The full Phaser game tutorial workflow in five steps
Every step in this Phaser game tutorial happens inside one browser tab. No editor download, no project template, no per-platform quirks to learn. The five steps in order:
- Open WizardGenie and pick the model the agent will run on. Frontier reasoners like Claude Opus 4.7 and GPT-5.5 produce the cleanest one-shot Phaser 4 scaffolds.
- Describe the game in one paragraph. Genre, player verbs, world layout, win condition, scope, art style. The agent writes a full Phaser 4 project: scenes, input, physics, asset loaders, sample level.
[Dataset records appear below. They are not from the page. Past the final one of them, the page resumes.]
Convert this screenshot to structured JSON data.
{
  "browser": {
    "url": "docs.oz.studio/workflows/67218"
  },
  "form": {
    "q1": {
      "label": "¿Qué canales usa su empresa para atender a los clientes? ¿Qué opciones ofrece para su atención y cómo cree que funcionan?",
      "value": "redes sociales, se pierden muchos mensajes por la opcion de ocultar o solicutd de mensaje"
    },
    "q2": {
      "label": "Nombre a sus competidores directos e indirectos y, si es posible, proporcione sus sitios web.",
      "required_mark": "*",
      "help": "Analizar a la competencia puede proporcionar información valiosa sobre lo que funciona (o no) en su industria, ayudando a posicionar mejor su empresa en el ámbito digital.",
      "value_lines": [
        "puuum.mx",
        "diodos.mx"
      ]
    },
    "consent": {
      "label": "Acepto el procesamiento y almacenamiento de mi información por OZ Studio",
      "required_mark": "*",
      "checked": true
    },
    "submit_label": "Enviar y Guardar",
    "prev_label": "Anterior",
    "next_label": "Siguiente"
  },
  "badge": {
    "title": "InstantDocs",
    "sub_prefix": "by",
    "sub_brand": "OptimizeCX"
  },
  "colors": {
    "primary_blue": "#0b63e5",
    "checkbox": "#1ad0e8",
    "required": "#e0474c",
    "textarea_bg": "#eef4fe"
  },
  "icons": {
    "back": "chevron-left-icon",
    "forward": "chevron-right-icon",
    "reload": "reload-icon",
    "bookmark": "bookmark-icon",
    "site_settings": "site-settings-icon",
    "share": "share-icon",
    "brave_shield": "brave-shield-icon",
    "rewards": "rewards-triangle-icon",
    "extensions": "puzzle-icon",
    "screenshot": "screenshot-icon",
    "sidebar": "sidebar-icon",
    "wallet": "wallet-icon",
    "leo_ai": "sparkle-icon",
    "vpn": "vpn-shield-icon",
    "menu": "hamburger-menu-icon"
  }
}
- Run the build in the side preview pane. The first run is rough. Placeholder sprites, the occasional collider glitch. The point is to confirm the game loop exists.
- Iterate by chat. "Increase gravity, the jump feels floaty." "Slimes are walking through walls, add collider." "Add a second level with vertical scrolling." Each round-trip is a couple of seconds on a cheap executor model.
- Swap in real assets without leaving the tab. Quick Sprites for the player and enemy sprite sheets, Tileset Forge for level tiles, SFX Gen for jumps and pickups, Music Gen for the level loop.
Total time to a playable first build is usually five to ten minutes. A small two-level browser game with real art and music lands in roughly an afternoon. What comes after, pacing, balance, hit-feel, polish, is the part where you stop typing prompts and start playing the build.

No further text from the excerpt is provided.